Processing and uploading scans

At this point we assume that you have printed that papers, fed them to your students (or the other way around), and collected the completed tests.

Scanning papers

To get the students’ work into Plom we have to get the physical papers scanned. The precise details of how you do this will depend on the scanning hardware that is available. We do strongly recommend that you

  • scan in colour,
  • use DPI at least 200,
  • do a trial run of a few papers to check that the scans are easy to read and files are not huge.

Further

  • If you are not doing it yourself, then delegate to someone trustworthy. Scanning is a key task.
  • Staple removal is probably the slowest part of scanning. Spend a little time working out whether you should use scissors, a guillotine, or staple-remover.
  • Use good “paper hygiene”:
    • Sort papers into test-number order before scanning, and keep them in order.
    • Keep papers in sensible and physically manageable bundles, before, during and after scanning.
    • Have a good physical flow of papers from pre-scan to post-scan, so that each paper is scanned exactly once.
    • Give your scan-files clear names like mABCmt1-s1-b2.pdf (mathematics ABC, section 1, bundle 2), rather than the easy ambiguous ones like stuff-3.pdf

Make sure the server is running.

Before we can upload anything the server must be running. Follow these instructions, and make sure that the “scanner” user is created. That user will have authority to upload scans. Once the server is running the “scanner” can upload PDFs so that our marking team can get to work.

Uploading to the server

Notice that the processing and uploading of scans need not be done on the same computer as the original PDF production. Indeed, Plom has been set up so that scanning can be delegated to the “scanner” user who may be running on a different computer entirely.

Make a working directory

First of all we should decide on a working directory for the scanning and upload process. An easy choice to make a subdirectory upload where we built our PDFs. Move into this directory and copy one of the scan PDFs here; we’ll assume we are working on the scans from a single bundle of papers called mABCmt1-s1-b2.pdf. If you run plom-scan by itself, then it will display a simple description of the workflow required and of the sub-commands we need.

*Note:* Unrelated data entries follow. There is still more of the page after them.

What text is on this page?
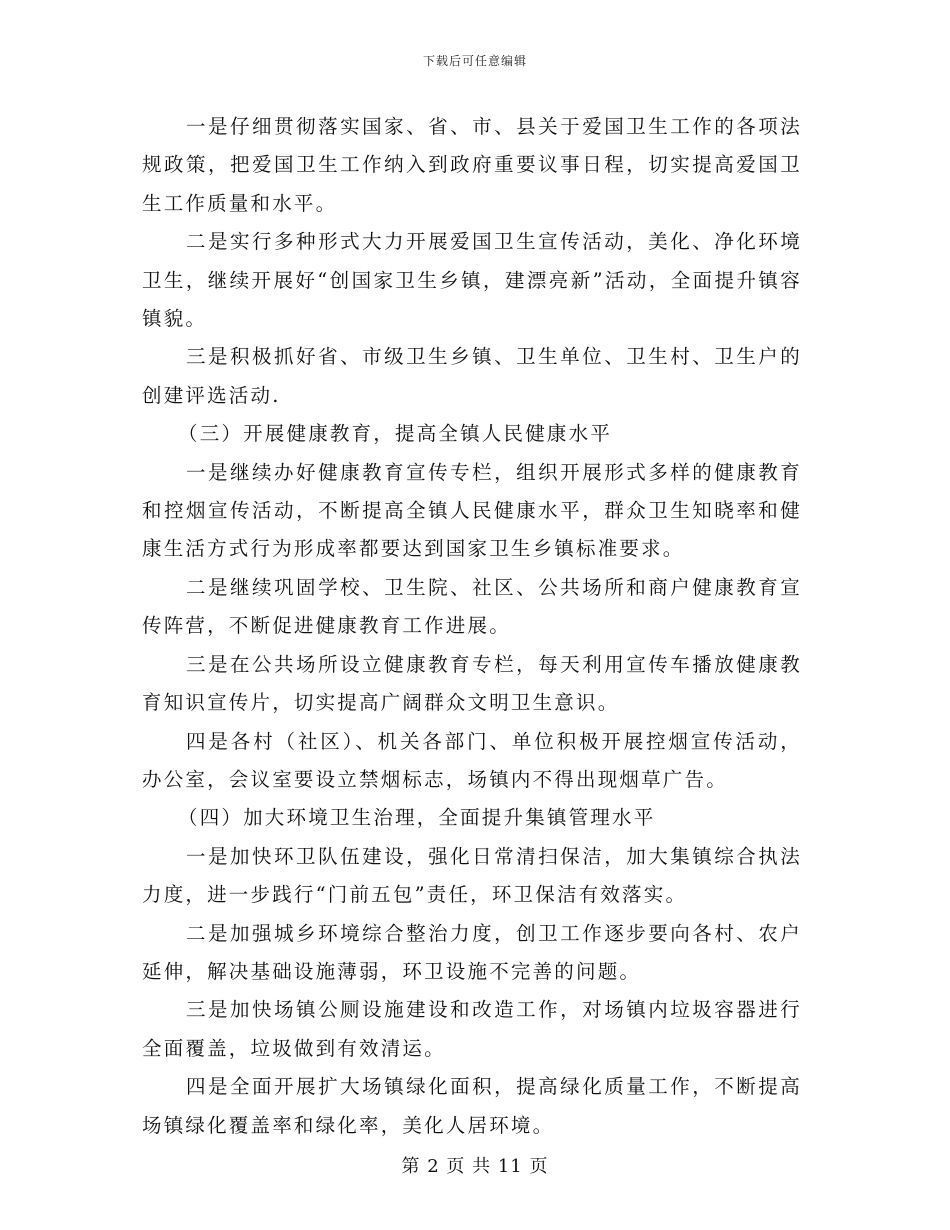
下载后可任意编辑

一是仔细贯彻落实国家、省、市、县关于爱国卫生工作的各项法规政策，把爱国卫生工作纳入到政府重要议事日程，切实提高爱国卫生工作质量和水平。

二是实行多种形式大力开展爱国卫生宣传活动，美化、净化环境卫生，继续开展好“创国家卫生乡镇，建漂亮新”活动，全面提升镇容镇貌。

三是积极抓好省、市级卫生乡镇、卫生单位、卫生村、卫生户的创建评选活动.

（三）开展健康教育，提高全镇人民健康水平

一是继续办好健康教育宣传专栏，组织开展形式多样的健康教育和控烟宣传活动，不断提高全镇人民健康水平，群众卫生知晓率和健康生活方式行为形成率都要达到国家卫生乡镇标准要求。

二是继续巩固学校、卫生院、社区、公共场所和商户健康教育宣传阵营，不断促进健康教育工作进展。

三是在公共场所设立健康教育专栏，每天利用宣传车播放健康教育知识宣传片，切实提高广阔群众文明卫生意识。

四是各村（社区）、机关各部门、单位积极开展控烟宣传活动，办公室，会议室要设立禁烟标志，场镇内不得出现烟草广告。

（四）加大环境卫生治理，全面提升集镇管理水平

一是加快环卫队伍建设，强化日常清扫保洁，加大集镇综合执法力度，进一步践行“门前五包”责任，环卫保洁有效落实。

二是加强城乡环境综合整治力度，创卫工作逐步要向各村、农户延伸，解决基础设施薄弱，环卫设施不完善的问题。

三是加快场镇公厕设施建设和改造工作，对场镇内垃圾容器进行全面覆盖，垃圾做到有效清运。

四是全面开展扩大场镇绿化面积，提高绿化质量工作，不断提高场镇绿化覆盖率和绿化率，美化人居环境。

第 2 页 共 11 页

Process a PDF into page-images

Since the scan PDF consists of images of many pages, we need to separate the scan PDF into distinct page-images. This is done using plom-scan process mABCmt1-s1-b2.pdf. This will result in quite a lot of output, which you can perhaps skim. There will be a new bundles/mABCmt1-s1-b2.pdf/ subdirectory containing the extracted images and various other things.

During processing, Plom reads the QR-codes from each page-image to determine which test-page it corresponds to. Various sanity checks are done and page orientation adjusted.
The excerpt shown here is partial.